Last week, EDRM released the final version of its General Data Protection Regulation guidelines following a public comment period. The guidelines are intended to assist eDiscovery practitioners with GDPR compliance in the EU, starting with a checklist for compliance, followed by guidelines for compliance in the context of U.S. litigation discovery and investigations, and finally a template protective order.

“Where litigation or investigation matters involve evidence located in Europe or the UK, parties are put into a difficult position of determining how to comply with U.S. discovery and/or production obligations without violating the GDPR,” said David Cohen, a Reed Smith partner who co-chairs the EDRM project team that developed the guidelines and related resources. “For even a single GDPR violation, parties can be fined up to the greater of 20 million Euro or 4% of a company’s annual worldwide revenue. Practitioners do not want to face such liabilities. The guidelines, accompanying checklist, model hold notice, and model protective order were developed by our EDRM team to help facilitate compliance.”

While it is still recommended that the organization’s local privacy officers and counsel are consulted to ensure that a company remains compliant with its obligations, these guidelines can help provide a path to proper handling and treatment of protected data.

Privilege Logs: the Details Matter

On the EDRM blog, Michael Berman writes about Southern Pine Credit Union v. Southwest Marine & General Insurance Company and other cases where the amount of detail disclosed in a privilege log was an issue.
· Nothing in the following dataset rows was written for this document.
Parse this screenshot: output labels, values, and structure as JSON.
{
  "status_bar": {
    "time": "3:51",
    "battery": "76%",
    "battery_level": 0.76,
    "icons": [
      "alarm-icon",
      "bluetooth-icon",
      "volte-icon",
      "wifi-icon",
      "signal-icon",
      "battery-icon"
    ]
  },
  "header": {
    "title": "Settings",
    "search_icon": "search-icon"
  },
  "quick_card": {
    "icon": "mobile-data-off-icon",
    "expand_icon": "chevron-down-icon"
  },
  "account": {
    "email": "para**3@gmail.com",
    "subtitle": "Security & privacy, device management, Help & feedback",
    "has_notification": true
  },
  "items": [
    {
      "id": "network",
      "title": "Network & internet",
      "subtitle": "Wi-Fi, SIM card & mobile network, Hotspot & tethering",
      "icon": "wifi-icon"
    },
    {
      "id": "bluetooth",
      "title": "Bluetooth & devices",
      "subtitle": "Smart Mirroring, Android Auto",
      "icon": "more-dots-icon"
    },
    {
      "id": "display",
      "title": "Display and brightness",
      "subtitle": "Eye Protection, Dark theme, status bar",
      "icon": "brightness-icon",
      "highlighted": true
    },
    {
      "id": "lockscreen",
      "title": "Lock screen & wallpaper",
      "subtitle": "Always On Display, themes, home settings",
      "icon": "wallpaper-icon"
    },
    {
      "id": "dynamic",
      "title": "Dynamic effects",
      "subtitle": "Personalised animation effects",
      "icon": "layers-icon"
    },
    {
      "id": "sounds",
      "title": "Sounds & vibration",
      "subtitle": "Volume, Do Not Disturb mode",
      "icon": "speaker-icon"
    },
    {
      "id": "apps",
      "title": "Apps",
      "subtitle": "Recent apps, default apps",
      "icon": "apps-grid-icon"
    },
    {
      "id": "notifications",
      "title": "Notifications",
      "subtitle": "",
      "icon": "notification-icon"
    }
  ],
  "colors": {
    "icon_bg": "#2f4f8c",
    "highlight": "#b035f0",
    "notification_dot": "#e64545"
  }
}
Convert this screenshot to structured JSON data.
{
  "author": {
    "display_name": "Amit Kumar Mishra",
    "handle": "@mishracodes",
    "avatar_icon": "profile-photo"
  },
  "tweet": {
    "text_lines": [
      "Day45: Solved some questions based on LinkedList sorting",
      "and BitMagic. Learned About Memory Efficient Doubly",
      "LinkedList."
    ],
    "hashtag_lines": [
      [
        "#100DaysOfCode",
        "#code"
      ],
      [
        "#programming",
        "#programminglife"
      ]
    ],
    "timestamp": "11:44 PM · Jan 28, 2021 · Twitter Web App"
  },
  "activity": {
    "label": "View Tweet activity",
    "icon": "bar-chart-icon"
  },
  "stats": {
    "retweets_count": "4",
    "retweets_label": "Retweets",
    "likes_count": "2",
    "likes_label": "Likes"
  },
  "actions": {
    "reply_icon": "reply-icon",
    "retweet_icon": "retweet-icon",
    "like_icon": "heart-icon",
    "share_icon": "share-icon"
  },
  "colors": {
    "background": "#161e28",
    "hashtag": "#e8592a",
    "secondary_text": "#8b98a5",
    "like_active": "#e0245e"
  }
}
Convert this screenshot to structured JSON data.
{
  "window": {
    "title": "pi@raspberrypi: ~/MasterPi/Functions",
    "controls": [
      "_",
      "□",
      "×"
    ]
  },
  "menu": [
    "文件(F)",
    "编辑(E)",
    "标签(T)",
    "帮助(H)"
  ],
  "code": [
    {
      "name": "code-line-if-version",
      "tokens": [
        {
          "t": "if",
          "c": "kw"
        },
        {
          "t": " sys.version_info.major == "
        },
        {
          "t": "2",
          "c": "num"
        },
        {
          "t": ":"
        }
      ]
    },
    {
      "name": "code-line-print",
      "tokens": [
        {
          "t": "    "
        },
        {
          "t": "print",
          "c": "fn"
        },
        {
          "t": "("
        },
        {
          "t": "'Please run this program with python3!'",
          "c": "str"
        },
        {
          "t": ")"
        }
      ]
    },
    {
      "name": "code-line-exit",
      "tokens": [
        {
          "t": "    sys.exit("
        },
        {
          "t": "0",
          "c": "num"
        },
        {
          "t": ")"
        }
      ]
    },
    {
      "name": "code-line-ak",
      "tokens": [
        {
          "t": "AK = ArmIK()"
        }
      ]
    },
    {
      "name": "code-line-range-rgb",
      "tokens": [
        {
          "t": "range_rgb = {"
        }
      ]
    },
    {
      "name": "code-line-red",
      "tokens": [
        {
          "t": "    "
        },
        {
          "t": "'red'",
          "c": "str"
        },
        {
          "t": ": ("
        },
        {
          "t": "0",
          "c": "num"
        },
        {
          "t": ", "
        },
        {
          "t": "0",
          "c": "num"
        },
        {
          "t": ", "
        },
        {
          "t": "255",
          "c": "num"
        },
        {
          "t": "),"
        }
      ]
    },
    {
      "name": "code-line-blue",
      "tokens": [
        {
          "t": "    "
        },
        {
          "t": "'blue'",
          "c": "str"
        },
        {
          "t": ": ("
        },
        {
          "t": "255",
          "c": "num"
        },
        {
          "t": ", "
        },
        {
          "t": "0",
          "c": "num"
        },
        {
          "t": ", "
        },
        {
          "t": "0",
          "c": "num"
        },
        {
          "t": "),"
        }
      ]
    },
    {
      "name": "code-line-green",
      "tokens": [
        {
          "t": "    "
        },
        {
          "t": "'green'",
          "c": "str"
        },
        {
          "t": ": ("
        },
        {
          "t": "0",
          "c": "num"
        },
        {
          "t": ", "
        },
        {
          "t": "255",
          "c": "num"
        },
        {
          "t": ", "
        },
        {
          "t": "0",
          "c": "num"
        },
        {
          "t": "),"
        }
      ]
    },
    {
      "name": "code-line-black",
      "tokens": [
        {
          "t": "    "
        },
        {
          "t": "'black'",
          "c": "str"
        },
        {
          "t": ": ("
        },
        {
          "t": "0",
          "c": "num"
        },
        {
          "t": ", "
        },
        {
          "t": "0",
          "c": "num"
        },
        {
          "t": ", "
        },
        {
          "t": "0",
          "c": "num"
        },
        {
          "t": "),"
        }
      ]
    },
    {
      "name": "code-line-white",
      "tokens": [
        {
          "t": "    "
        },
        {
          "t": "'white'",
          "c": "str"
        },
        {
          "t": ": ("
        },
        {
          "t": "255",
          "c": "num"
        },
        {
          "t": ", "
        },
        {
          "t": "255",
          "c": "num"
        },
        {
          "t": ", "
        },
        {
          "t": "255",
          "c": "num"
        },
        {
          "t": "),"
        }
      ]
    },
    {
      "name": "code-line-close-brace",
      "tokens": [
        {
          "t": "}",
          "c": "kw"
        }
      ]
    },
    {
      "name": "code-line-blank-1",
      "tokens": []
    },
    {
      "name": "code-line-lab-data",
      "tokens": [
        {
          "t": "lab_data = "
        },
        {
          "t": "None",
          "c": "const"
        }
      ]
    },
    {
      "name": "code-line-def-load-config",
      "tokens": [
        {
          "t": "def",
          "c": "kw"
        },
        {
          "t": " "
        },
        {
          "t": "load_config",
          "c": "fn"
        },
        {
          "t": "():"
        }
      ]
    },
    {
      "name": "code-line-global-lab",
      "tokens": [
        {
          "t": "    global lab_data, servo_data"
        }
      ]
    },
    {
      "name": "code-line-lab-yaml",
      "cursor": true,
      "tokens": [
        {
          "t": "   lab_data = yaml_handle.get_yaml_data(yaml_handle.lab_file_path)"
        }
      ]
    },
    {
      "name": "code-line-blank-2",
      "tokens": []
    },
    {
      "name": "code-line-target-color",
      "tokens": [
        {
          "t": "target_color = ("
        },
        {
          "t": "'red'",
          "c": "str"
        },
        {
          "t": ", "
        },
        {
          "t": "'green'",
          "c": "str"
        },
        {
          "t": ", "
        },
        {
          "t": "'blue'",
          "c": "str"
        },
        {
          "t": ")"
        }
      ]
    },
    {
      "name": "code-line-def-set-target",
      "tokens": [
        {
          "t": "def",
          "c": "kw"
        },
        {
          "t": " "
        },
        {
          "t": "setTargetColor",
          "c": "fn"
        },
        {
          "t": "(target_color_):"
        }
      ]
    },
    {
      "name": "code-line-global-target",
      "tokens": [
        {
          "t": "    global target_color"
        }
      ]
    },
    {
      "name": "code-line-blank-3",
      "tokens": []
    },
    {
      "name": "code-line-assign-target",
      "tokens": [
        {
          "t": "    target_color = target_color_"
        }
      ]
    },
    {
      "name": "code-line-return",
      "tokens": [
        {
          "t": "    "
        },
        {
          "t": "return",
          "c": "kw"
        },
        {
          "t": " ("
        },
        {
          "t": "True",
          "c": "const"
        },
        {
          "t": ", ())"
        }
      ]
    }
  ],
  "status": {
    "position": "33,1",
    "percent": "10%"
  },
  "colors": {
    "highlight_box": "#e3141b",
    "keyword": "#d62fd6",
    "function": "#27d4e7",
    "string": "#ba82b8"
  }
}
In Southern Pine, Plaintiff argued that Defendants were withholding insurance claims under “specious assertions of attorney-client privilege and/or attorney work product.”

The court wrote that the party invoking a discovery privilege bears the burden of proving the privilege exists and found the logs contained vague descriptions such as, “email containing legal advice of counsel regarding requests for documents and information from Southern Pine” or “letter containing legal advice and legal opinion of counsel regarding supplemental coverage opinion concerning Southern Pine’s claim.” The court ordered an in-camera review.

So what is “enough” information for a privilege log? It depends on whether you ask a judge or a lawyer. Berman cited a non-scientific experiment with jurists and attorneys that was reported in “Asserting and Challenging Privilege Claims in Modern Litigation: The Facciola-Redgrave Framework” by the Hon. John M. Facciola and Jonathan M. Redgrave.

The experiment asked the participants which of these three typical privilege log entries was adequate:

  • “Attorney-client privilege”
  • “Letter providing legal advice”
  • “Letter providing legal advice as to tax consequences of the proposed Smith deal.”

The authors wrote that all agreed the first entry was insufficient. Judges thought the second was also insufficient and only the third was adequate, but the attorneys said the second contained the most information they would put into a log and the third provided too much information, exposing the risk of a privilege waiver.

Just like specifications for production of Electronically Stored Information, it may be helpful for parties in a legal dispute to also outline the details that need to be disclosed when documents are withheld from production due to claims of privilege. Negotiating this information up front in a protocol can minimize disputes or court involvement when privilege logs are exchanged in litigation.